[PATCH] x86/vpmu: fix race-condition in vpmu_load

* [PATCH] x86/vpmu: fix race-condition in vpmu_load
@ 2022-09-15 14:01 Tamas K Lengyel
  2022-09-16 12:52 ` Jan Beulich
  0 siblings, 1 reply; 18+ messages in thread
From: Tamas K Lengyel @ 2022-09-15 14:01 UTC (permalink / raw)
  To: xen-devel
  Cc: Tamas K Lengyel, Jan Beulich, Andrew Cooper, Roger Pau Monné,
	Wei Liu

While experimenting with the vPMU subsystem an ASSERT failure was
observed in vmx_find_msr because the vcpu_runnable state was true.

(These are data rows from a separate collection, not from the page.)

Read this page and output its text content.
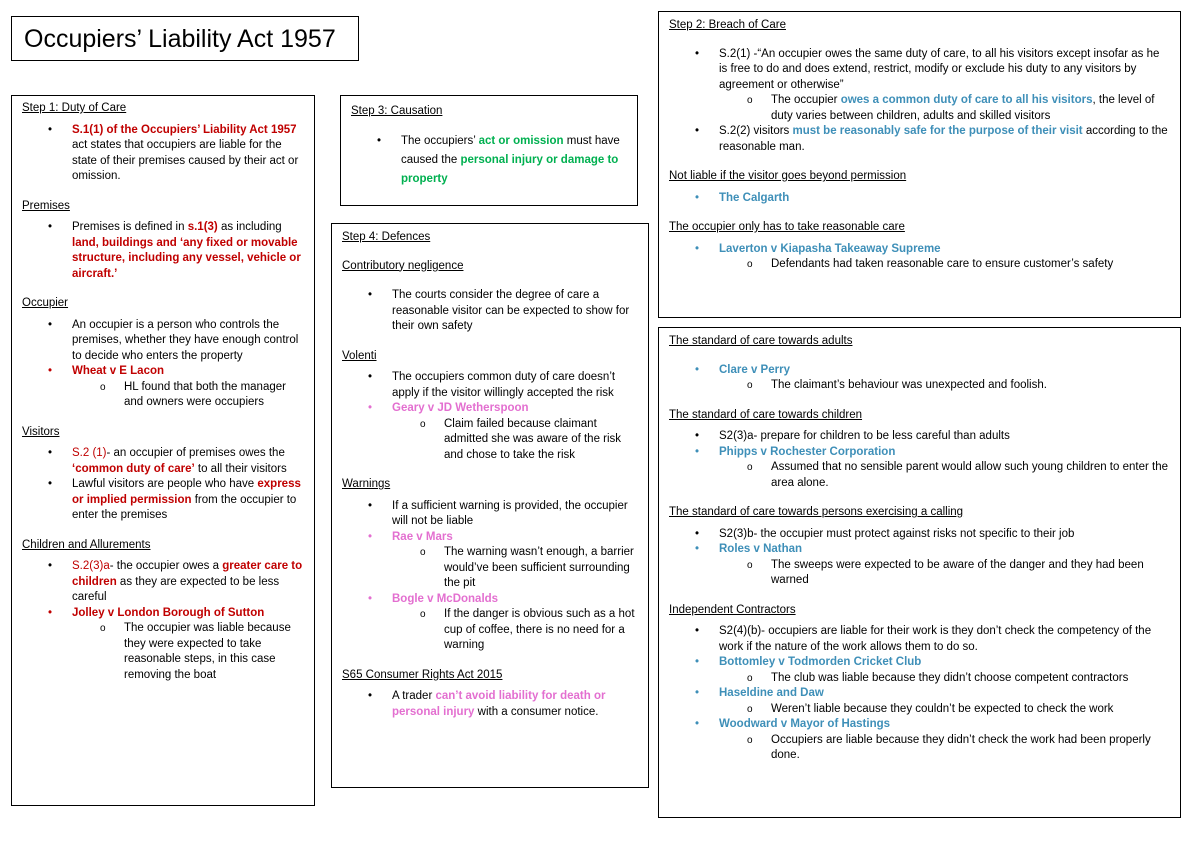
Occupiers’ Liability Act 1957
Step 1: Duty of Care
• S.1(1) of the Occupiers’ Liability Act 1957 act states that occupiers are liable for the state of their premises caused by their act or omission.
Premises
• Premises is defined in s.1(3) as including land, buildings and ‘any fixed or movable structure, including any vessel, vehicle or aircraft.’
Occupier
• An occupier is a person who controls the premises, whether they have enough control to decide who enters the property
• Wheat v E Lacon
o HL found that both the manager and owners were occupiers
Visitors
• S.2 (1)- an occupier of premises owes the ‘common duty of care’ to all their visitors
• Lawful visitors are people who have express or implied permission from the occupier to enter the premises
Children and Allurements
• S.2(3)a- the occupier owes a greater care to children as they are expected to be less careful
• Jolley v London Borough of Sutton
o The occupier was liable because they were expected to take reasonable steps, in this case removing the boat
Step 3: Causation
• The occupiers’ act or omission must have caused the personal injury or damage to property
Step 4: Defences
Contributory negligence
• The courts consider the degree of care a reasonable visitor can be expected to show for their own safety
Volenti
• The occupiers common duty of care doesn’t apply if the visitor willingly accepted the risk
• Geary v JD Wetherspoon
o Claim failed because claimant admitted she was aware of the risk and chose to take the risk
Warnings
• If a sufficient warning is provided, the occupier will not be liable
• Rae v Mars
o The warning wasn’t enough, a barrier would’ve been sufficient surrounding the pit
• Bogle v McDonalds
o If the danger is obvious such as a hot cup of coffee, there is no need for a warning
S65 Consumer Rights Act 2015
• A trader can’t avoid liability for death or personal injury with a consumer notice.
Step 2: Breach of Care
• S.2(1) -“An occupier owes the same duty of care, to all his visitors except insofar as he is free to do and does extend, restrict, modify or exclude his duty to any visitors by agreement or otherwise”
o The occupier owes a common duty of care to all his visitors, the level of duty varies between children, adults and skilled visitors
• S.2(2) visitors must be reasonably safe for the purpose of their visit according to the reasonable man.
Not liable if the visitor goes beyond permission
• The Calgarth
The occupier only has to take reasonable care
• Laverton v Kiapasha Takeaway Supreme
o Defendants had taken reasonable care to ensure customer’s safety
The standard of care towards adults
• Clare v Perry
o The claimant’s behaviour was unexpected and foolish.
The standard of care towards children
• S2(3)a- prepare for children to be less careful than adults
• Phipps v Rochester Corporation
o Assumed that no sensible parent would allow such young children to enter the area alone.
The standard of care towards persons exercising a calling
• S2(3)b- the occupier must protect against risks not specific to their job
• Roles v Nathan
o The sweeps were expected to be aware of the danger and they had been warned
Independent Contractors
• S2(4)(b)- occupiers are liable for their work is they don’t check the competency of the work if the nature of the work allows them to do so.
• Bottomley v Todmorden Cricket Club
o The club was liable because they didn’t choose competent contractors
• Haseldine and Daw
o Weren’t liable because they couldn’t be expected to check the work
• Woodward v Mayor of Hastings
o Occupiers are liable because they didn’t check the work had been properly done.
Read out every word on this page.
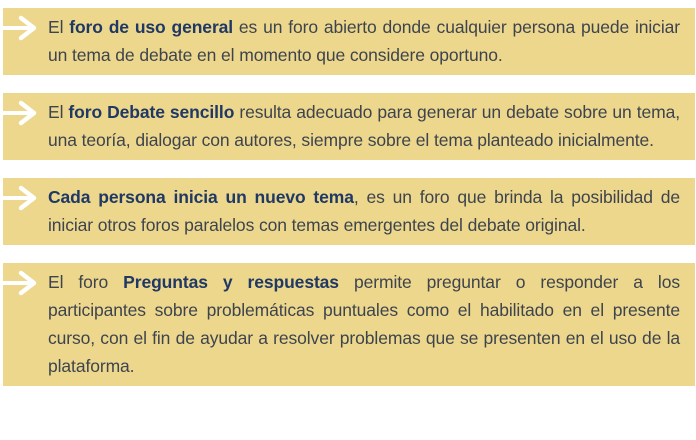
El foro de uso general es un foro abierto donde cualquier persona puede iniciar un tema de debate en el momento que considere oportuno.

El foro Debate sencillo resulta adecuado para generar un debate sobre un tema, una teoría, dialogar con autores, siempre sobre el tema planteado inicialmente.

Cada persona inicia un nuevo tema, es un foro que brinda la posibilidad de iniciar otros foros paralelos con temas emergentes del debate original.

El foro Preguntas y respuestas permite preguntar o responder a los participantes sobre problemáticas puntuales como el habilitado en el presente curso, con el fin de ayudar a resolver problemas que se presenten en el uso de la plataforma.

The root cause of the bug appears to be the fact that the vPMU subsystem
doesn't save its state on context_switch. The vpmu_load function will attempt
to gather the PMU state if its still loaded two different ways:
    1. if the current pcpu is not where the vcpu ran before doing a remote save
    2. if the current pcpu had another vcpu active before doing a local save

However, in case the prev vcpu is being rescheduled on another pcpu its state
has already changed and vcpu_runnable is returning true, thus #2 will trip the
ASSERT. The only way to avoid this race condition is to make sure the
prev vcpu is paused while being checked and its context saved. Once the prev
vcpu is resumed and does #1 it will find its state already saved.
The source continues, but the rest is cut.